Aucun de nous ne voudrait changer ! II est si facile de déceler dans nos propos avec les autres le regret de ne pouvoir réaliser ce rêve cher à tous les êtres : arrêter la marche du temps, mettre ceux que l’on aime et soi-même à l’abri du changement. Nous sommes passionnément attachés à la jeunesse, et avec crainte nous voyons l’âge mûr. Nous appréhendons d’abandonner notre vieille maison où nous avons nos habitudes, de quitter des ami(e)s et d’ancien(ne)s voisin(e)s pour nous en faire de nouveaux.
Et pourtant, tout comme le rythme des saisons ou ceux des années, le changement en nous est impossible à éviter. Vouloir s’en préserver serait tout simplement vouloir fermer notre porte à la vie.
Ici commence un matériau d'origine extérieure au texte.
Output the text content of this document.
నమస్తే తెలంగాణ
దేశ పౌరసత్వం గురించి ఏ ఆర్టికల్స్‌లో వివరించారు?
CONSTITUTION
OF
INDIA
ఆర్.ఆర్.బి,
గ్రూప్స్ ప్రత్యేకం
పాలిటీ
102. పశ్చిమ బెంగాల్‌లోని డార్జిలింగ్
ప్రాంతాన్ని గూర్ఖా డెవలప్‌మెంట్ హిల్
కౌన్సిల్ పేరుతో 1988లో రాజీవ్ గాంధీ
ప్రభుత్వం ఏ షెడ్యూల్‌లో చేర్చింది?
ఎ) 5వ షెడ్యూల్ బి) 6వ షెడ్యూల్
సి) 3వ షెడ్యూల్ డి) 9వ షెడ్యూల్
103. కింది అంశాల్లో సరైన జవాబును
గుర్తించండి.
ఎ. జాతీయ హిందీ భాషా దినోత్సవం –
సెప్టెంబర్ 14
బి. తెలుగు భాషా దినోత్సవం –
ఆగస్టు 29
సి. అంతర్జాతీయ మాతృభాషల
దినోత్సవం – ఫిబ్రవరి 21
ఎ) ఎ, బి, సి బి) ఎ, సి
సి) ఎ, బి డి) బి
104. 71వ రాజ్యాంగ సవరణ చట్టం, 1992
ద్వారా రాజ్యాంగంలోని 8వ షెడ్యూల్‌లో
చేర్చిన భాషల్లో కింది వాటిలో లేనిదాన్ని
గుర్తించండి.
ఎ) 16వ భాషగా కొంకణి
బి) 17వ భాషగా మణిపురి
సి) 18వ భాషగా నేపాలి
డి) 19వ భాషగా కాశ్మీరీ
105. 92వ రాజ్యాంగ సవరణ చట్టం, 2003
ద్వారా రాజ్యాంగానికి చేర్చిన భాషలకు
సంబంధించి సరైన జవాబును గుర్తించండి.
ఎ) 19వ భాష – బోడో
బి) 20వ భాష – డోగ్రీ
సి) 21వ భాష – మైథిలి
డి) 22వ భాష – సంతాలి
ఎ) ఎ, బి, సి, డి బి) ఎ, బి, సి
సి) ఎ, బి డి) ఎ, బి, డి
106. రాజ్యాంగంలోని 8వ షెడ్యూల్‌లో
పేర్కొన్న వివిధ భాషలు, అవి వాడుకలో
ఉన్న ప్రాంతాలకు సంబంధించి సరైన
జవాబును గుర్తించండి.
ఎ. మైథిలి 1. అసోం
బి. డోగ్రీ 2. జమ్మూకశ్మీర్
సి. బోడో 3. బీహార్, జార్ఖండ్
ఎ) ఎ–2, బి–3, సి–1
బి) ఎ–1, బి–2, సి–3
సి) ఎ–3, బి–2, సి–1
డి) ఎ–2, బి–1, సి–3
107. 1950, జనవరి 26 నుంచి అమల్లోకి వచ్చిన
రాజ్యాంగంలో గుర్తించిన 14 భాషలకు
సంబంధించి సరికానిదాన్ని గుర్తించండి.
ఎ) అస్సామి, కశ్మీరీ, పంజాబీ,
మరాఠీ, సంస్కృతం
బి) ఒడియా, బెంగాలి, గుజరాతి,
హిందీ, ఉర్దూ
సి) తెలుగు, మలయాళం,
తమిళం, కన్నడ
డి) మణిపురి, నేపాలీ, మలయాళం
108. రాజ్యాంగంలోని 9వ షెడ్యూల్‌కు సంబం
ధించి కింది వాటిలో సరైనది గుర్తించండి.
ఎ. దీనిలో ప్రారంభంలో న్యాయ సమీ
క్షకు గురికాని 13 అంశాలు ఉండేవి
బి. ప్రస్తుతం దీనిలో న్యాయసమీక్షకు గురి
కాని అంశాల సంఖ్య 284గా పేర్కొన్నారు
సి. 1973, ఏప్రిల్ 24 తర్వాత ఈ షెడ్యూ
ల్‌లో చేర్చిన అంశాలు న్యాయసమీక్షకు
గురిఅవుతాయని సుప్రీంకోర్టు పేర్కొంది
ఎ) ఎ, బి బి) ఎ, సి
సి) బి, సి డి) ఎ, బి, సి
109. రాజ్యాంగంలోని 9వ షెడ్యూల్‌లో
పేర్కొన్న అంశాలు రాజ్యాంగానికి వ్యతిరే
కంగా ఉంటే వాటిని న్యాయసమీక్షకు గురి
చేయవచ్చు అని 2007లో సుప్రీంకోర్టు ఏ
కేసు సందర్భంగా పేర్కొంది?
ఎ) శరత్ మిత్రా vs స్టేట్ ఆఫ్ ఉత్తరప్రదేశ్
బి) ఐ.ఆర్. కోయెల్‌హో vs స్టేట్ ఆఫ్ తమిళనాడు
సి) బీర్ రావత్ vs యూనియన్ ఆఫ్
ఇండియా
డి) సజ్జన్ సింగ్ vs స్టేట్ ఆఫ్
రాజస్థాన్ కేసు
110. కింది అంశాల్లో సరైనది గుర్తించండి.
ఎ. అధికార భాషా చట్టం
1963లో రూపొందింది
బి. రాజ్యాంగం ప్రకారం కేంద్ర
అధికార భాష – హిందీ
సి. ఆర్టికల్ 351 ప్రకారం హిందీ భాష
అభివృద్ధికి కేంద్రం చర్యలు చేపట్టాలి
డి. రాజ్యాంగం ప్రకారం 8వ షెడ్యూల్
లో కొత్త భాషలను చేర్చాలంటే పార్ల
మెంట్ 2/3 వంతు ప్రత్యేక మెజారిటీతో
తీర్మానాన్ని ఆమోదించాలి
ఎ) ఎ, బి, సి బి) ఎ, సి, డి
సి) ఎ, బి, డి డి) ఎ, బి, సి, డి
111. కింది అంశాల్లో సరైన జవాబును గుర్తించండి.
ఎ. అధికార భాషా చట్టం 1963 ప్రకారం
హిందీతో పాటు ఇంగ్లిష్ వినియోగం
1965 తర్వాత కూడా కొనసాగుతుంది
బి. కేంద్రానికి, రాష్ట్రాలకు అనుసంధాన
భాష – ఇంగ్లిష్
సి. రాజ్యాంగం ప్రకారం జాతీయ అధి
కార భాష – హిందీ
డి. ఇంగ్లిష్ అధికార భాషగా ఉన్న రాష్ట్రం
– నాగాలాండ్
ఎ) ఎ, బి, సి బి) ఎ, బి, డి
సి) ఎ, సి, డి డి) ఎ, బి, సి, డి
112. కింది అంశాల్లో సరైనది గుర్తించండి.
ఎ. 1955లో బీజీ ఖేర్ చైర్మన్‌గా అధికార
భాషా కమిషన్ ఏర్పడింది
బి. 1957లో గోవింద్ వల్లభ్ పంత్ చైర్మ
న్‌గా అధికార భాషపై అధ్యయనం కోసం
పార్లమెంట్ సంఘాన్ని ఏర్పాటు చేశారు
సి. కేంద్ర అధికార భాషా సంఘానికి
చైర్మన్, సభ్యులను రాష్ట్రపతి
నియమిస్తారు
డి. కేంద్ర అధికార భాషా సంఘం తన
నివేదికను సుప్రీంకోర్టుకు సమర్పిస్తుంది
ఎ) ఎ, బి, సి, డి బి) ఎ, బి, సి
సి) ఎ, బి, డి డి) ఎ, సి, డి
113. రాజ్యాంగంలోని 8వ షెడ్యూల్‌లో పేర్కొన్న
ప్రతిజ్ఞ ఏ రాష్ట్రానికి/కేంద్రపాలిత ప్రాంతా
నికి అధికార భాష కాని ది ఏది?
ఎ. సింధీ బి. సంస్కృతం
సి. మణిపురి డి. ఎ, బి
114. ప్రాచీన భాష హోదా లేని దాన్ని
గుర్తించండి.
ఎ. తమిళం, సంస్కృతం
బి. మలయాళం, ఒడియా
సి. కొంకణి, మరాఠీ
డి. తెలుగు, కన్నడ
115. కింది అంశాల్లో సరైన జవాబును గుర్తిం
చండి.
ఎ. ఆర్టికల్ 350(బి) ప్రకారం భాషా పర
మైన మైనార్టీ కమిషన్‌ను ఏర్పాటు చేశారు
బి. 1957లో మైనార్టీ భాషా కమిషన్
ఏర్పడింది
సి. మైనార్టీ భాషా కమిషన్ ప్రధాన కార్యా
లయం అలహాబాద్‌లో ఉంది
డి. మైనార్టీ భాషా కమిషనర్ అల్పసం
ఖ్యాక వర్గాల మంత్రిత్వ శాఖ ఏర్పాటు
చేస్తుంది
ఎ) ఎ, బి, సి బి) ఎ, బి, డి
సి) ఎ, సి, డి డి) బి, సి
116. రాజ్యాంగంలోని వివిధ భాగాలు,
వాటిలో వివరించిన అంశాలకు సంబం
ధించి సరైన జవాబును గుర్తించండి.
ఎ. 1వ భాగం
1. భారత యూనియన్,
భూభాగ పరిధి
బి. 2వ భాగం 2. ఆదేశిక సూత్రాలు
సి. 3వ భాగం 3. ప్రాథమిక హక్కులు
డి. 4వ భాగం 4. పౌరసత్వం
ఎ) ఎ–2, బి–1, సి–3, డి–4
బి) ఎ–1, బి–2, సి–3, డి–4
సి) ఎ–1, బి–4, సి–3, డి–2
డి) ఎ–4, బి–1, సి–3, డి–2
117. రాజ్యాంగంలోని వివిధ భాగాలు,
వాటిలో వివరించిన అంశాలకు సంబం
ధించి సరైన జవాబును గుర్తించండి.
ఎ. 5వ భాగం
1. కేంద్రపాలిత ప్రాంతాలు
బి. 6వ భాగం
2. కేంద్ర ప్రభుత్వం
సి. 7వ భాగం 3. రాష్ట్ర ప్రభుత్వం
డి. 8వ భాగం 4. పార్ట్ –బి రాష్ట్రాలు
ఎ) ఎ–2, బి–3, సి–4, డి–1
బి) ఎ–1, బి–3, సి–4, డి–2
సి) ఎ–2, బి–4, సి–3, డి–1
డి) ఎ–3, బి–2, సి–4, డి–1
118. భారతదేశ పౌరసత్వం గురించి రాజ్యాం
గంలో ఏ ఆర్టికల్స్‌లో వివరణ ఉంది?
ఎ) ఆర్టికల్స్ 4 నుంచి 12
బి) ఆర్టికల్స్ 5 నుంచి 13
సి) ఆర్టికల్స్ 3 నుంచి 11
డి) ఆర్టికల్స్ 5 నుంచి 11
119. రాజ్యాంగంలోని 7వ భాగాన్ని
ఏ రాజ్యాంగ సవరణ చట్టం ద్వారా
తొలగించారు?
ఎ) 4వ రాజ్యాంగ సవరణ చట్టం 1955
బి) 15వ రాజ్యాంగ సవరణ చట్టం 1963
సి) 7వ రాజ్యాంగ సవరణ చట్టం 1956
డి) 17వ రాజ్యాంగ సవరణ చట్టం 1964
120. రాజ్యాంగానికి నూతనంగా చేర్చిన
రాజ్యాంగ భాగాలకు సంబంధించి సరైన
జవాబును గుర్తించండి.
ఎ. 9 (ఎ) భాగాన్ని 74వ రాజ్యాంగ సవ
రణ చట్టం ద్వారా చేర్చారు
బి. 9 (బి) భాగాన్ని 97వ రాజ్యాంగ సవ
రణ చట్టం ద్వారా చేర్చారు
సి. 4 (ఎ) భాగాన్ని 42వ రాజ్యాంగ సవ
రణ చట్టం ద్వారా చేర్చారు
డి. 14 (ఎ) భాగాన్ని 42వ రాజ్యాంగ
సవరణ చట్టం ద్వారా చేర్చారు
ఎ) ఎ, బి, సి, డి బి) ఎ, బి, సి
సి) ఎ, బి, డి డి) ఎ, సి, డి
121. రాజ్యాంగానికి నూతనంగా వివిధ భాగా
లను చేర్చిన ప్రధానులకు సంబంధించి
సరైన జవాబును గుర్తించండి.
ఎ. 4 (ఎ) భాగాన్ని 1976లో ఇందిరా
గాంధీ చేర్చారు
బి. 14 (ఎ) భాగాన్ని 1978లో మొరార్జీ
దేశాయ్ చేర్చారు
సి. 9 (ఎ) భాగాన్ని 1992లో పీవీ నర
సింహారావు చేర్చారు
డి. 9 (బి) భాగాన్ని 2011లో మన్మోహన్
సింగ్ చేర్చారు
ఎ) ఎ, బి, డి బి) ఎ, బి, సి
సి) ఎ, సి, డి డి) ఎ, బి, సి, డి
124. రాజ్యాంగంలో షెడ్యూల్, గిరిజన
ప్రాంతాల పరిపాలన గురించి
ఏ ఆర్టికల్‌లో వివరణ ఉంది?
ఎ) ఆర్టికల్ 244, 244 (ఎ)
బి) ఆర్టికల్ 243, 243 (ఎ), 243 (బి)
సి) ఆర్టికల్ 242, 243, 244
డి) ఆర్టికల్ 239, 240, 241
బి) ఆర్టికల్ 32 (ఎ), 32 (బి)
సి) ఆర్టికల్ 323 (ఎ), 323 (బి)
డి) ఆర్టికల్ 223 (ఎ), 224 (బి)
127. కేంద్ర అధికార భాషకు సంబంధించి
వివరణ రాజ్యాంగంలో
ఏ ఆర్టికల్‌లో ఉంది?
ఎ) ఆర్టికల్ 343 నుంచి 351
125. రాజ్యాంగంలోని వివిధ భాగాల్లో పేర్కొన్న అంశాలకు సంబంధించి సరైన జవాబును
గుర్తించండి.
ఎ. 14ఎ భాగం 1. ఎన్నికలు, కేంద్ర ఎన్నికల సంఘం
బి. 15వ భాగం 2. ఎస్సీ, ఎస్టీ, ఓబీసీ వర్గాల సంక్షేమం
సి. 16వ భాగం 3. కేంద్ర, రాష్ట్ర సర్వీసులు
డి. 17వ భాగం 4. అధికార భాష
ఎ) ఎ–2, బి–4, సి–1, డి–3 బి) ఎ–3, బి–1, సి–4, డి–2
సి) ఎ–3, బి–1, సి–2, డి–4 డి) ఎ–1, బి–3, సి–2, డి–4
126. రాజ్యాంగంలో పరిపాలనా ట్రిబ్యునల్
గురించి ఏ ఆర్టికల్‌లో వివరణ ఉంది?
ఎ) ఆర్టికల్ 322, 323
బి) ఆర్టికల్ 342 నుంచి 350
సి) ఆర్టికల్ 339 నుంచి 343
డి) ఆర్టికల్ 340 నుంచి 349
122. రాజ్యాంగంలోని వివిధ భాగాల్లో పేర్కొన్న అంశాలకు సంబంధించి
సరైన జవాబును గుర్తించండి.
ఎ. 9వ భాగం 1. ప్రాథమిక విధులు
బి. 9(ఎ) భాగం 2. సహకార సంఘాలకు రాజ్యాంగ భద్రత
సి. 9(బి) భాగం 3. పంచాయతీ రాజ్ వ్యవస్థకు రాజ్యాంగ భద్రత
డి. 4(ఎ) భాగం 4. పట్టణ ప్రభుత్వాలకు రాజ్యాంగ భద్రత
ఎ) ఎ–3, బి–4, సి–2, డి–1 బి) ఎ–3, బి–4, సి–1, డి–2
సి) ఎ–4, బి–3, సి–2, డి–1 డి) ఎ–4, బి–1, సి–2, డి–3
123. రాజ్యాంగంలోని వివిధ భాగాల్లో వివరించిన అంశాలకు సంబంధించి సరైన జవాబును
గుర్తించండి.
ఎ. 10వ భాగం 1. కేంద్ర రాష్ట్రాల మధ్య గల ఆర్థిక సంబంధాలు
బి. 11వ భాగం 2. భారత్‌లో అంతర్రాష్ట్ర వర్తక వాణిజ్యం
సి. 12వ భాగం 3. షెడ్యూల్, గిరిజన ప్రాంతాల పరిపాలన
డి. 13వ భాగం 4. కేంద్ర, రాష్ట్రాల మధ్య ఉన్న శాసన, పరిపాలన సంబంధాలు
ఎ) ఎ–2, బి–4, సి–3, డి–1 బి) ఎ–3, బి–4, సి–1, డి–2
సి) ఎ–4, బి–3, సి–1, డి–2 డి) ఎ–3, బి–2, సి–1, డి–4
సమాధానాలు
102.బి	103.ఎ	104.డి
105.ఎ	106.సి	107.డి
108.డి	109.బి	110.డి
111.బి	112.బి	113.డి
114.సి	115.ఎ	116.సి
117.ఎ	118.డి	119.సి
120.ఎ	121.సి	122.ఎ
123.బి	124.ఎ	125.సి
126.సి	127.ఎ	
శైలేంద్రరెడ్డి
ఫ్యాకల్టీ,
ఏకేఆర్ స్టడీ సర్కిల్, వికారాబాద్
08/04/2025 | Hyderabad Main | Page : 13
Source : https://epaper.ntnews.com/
Car tout ce qui vit est en évolution constante. De même que nos cellules meurent et que de nouvelles les remplacent, notre personnalité change elle aussi. Ainsi va la vie. Et nous nous épargnerions bien des regrets si nous savions estimer cette évolution à sa juste valeur, c’est-à-dire comme une occasion d’épanouissement.
C’est, en effet, quand cette transformation ne s’opère pas que nous restons à la traîne, que notre esprit vieillit. Peut-être à un moment de notre existence avons-nous vu les jours se succéder sans que rien de bien notable n’arrive : aucun désagrément, aucune joie non plus. Le temps passe, mais nous avons l’impression de piétiner. Rien ne semble changer en nous, sauf que, chaque matin, quelqu’un change la date du calendrier. Et puis, un beau jour, cette monotonie prend fin.
À la suite d’un événement quelconque, la vie change brusquement. Et, que ce soit en bien ou en mal, les heures qui ont marqué cette transformation se gravent dans la mémoire plus nettement que les années de calme qui les ont précédées. Longtemps après, on se rappelle à quel point, malgré la secousse ressentie, on s’est senti rajeunir une fois débarrassé du manteau de l’habitude. Pourquoi, la plupart du temps, nous entêtons-nous dans notre routine ? II nous arrive de souffrir de la situation où nous nous trouvons, et cependant, quand par hasard du nouveau se présente, nous reculons. Pourquoi ? Par inertie, d’abord. Dès l’âge de vingt-cinq ans, nous ne formons plus qu’un « paquet d’habitudes », et, pour nous, l’expression « se fixer » devient le symbole même de la maturité.
Mais la véritable raison qui nous empêche de nous adapter au changement réside plutôt dans ce qu’on appelle le « manque de nerfs ». À un certain âge très variable d’ailleurs, la plupart des gens semblent perdre l’audace de la jeunesse et semble vouloir se mettre à l’abri du risque.
Ceux qui souffrent de cette sorte d’atonie se défendent contre les déceptions par l’immobilité. C’est une méthode qui aurait peut-être une chance de réussir s’il était réellement possible d’arrêter le cours de l’existence, ce qui n’est pas le cas. Seule dépend de nous la manière d’accepter les changements inévitables. Les accueillir de bon gré est encore plus sage. Et, pour ce faire, il faut avant tout apprendre à se dégager des liens du passé.
Conservons les souvenirs du passé comme un trésor enfoui au fond de notre cœur, mais ne perdons pas de temps à soupirer après le bonheur perdu. Les changements sont inévitables, et nous pouvons nous préparer à y faire face. Comment ? Mais tout simplement comme l’athlète qui, avant la compétition, suit un entraînement rigoureux en exerçant les muscles appropriés. Il faut, pour cela, nous appliquer à réviser nos habitudes, notre façon de vivre, y apporter, aussi souvent que possible, de légères modifications pour conserver toute notre souplesse mentale et morale. Essayons, surtout, de nous passer du plus grand nombre de choses possible. Car, s’il est un facteur qui contribue plus que tout à nous « encroûter », c’est bien le prix que nous attachons à nos petites habitudes de confort.
Exerçons nos facultés d’adaptation et nous serons étonnés de voir à quel point nos journées deviendront riches en événements imprévus. Nous nous sentirons toujours jeunes car nous suivrons le rythme même de la vie au lieu de nous laisser distancer par elle.